I have a fascination with random photos and ephemera, even if (especially if?) I have no connection to the people or events documented. Some examples of accounts I follow: @dear.fran, @oldirelandincolour, @oldschoolmoms, @owasowfoundphotos, @savefamilyphotos, @classicmyerspark. What others choose to document or save interests me to no end.

Here's what I thought about while reading The Shadow King by Maaza Mengiste: While the small details of someone’s story might mean a lot to the individual, these specifics are almost always either tossed aside into total obliteration or reduced to a quick narrative arc. But, really, it’s the particulars that give us the most “human” story. This Booker-longlisted novel (2020) is Mengiste’s documentation of the Second Italo-Ethiopian War/Italian Invasion immediately before the eruption of WWII. Specifically, she highlights the Ethiopian women who fought. In fact, in her research (which included photographic archival research), she discovered that her own great-grandmother had fought the occupying Italian army. And she gives us the character of Ettore, a Jewish-Italian war photographer, whose photos provide color to an overarching historical narrative. “Every photograph has become a broken oath with himself, a breach in the defenses he set up to ignore what he really is: an archivist of obscenities, a collector of terror, a witness to all that breaks skin and punctures resolve and leaves human beings dead.” The photos bear witness to and convey the truth and what something “really looks like.”

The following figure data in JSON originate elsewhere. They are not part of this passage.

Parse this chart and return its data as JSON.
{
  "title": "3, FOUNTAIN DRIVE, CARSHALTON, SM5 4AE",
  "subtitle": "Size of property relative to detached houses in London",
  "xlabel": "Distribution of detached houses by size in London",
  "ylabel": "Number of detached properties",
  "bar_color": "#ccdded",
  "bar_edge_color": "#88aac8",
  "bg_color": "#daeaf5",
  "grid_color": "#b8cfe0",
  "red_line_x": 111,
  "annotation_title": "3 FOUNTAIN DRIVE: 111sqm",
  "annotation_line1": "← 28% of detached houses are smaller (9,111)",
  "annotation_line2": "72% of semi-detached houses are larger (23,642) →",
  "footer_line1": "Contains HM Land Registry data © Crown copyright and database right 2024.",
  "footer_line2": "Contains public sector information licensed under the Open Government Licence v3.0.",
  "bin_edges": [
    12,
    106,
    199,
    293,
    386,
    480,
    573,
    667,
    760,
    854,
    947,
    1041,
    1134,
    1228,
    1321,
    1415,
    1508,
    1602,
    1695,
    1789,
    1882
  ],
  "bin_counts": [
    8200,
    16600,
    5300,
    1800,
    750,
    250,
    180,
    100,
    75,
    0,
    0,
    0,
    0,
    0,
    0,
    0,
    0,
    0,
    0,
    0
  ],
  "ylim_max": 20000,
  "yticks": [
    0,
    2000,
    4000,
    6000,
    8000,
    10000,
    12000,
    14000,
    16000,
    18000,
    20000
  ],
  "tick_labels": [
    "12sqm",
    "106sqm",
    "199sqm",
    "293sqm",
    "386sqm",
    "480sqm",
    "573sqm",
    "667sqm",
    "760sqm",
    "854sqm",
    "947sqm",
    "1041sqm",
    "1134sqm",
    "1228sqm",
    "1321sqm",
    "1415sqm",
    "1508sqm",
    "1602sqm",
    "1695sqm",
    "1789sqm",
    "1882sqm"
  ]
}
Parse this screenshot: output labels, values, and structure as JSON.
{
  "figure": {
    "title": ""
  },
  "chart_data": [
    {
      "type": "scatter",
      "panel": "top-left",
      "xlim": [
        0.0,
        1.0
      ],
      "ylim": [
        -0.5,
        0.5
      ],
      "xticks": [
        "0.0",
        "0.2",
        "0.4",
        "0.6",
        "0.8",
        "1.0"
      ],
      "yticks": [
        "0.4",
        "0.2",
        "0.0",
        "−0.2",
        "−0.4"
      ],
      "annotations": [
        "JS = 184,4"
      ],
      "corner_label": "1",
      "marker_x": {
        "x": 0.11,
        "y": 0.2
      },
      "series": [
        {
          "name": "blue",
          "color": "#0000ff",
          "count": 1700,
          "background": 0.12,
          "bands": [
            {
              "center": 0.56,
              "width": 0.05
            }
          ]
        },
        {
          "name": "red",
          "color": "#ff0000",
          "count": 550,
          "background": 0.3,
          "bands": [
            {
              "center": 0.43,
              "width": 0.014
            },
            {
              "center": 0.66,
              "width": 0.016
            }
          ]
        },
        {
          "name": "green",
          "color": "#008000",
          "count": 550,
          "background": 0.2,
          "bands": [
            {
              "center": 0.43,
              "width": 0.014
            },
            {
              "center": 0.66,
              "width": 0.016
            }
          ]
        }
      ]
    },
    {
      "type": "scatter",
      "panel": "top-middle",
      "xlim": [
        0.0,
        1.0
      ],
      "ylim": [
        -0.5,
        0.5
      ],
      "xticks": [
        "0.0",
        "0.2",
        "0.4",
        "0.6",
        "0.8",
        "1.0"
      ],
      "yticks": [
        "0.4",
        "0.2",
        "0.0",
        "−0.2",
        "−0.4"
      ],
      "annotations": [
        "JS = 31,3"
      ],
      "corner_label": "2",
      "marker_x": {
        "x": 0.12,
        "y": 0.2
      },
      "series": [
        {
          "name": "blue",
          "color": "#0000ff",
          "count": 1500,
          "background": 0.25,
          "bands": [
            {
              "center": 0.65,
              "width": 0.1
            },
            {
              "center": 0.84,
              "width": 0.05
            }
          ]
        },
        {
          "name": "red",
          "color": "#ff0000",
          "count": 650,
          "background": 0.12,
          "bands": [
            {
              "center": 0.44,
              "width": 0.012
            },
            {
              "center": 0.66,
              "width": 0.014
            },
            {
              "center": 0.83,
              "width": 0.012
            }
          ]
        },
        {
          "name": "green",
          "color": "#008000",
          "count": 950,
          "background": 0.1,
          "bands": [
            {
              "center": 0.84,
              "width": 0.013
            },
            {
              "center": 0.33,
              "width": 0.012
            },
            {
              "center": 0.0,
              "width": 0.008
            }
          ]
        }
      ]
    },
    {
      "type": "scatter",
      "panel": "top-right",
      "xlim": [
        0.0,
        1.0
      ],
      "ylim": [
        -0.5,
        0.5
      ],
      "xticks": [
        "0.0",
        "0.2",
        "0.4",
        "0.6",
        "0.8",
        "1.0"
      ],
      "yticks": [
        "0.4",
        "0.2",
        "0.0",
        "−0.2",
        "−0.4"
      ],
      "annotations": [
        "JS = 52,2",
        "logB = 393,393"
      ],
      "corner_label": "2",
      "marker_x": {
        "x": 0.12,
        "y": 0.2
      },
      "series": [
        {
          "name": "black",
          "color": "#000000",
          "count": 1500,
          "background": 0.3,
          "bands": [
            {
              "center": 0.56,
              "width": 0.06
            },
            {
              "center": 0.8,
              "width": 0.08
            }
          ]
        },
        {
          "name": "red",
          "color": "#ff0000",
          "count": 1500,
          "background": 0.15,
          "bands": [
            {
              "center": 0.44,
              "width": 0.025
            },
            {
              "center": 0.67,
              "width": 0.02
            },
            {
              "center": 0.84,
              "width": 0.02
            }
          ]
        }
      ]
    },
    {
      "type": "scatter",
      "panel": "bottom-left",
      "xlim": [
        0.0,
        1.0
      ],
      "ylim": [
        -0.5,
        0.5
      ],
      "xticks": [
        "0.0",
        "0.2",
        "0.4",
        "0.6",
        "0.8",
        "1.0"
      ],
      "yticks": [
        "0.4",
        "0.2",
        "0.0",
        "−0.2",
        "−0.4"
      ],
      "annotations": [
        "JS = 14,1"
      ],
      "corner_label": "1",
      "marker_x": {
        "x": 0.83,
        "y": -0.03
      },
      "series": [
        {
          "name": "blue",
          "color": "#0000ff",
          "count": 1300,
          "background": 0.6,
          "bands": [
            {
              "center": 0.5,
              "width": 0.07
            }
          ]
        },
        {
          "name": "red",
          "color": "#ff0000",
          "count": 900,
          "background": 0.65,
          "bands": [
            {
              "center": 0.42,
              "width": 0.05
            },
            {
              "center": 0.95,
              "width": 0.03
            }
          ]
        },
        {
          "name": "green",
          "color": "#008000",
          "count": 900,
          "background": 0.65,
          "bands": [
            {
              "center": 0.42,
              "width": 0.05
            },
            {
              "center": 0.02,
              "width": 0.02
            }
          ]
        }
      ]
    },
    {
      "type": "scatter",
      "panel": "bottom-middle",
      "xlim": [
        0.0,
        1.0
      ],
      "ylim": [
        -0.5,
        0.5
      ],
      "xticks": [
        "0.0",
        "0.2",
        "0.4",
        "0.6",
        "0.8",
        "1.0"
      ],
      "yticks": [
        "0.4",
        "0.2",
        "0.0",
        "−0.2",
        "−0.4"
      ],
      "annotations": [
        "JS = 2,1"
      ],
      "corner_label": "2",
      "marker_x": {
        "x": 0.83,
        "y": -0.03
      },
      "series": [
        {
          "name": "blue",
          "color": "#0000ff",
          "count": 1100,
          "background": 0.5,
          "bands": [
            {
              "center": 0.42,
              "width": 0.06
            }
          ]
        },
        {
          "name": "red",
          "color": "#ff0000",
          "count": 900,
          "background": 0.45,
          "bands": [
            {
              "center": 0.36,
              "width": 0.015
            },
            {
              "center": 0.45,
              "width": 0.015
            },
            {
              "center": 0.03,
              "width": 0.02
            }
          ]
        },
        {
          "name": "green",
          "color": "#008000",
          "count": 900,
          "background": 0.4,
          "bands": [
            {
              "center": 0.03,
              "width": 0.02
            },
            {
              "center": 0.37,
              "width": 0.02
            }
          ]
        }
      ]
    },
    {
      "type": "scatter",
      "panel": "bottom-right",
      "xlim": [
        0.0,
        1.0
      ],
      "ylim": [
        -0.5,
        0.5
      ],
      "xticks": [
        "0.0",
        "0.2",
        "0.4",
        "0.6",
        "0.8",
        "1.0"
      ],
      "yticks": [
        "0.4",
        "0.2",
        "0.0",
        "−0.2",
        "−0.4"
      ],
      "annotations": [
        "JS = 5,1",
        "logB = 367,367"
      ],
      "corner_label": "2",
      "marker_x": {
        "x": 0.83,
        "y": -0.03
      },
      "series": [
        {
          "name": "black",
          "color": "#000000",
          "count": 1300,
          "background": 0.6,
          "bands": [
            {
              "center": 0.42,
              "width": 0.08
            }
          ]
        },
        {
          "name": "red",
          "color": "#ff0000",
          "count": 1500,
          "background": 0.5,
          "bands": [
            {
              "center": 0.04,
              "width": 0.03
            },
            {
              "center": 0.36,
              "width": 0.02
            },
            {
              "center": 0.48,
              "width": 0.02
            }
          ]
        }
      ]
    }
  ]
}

Interviews with Mengiste reveal how important the photographic research really was to her writing, but also how careful she was to understand that while photos can help us understand something beyond the basic narrative, unknowns and particulars will always remain. "I have to see what is there without smoothing out the rough edges of history. It is too easy to put myself into the photograph and reach into the past to settle the pieces into some reassuring order," she said in an interview with the CBC.

Fiction + photography as literary device = a multimedia history lesson?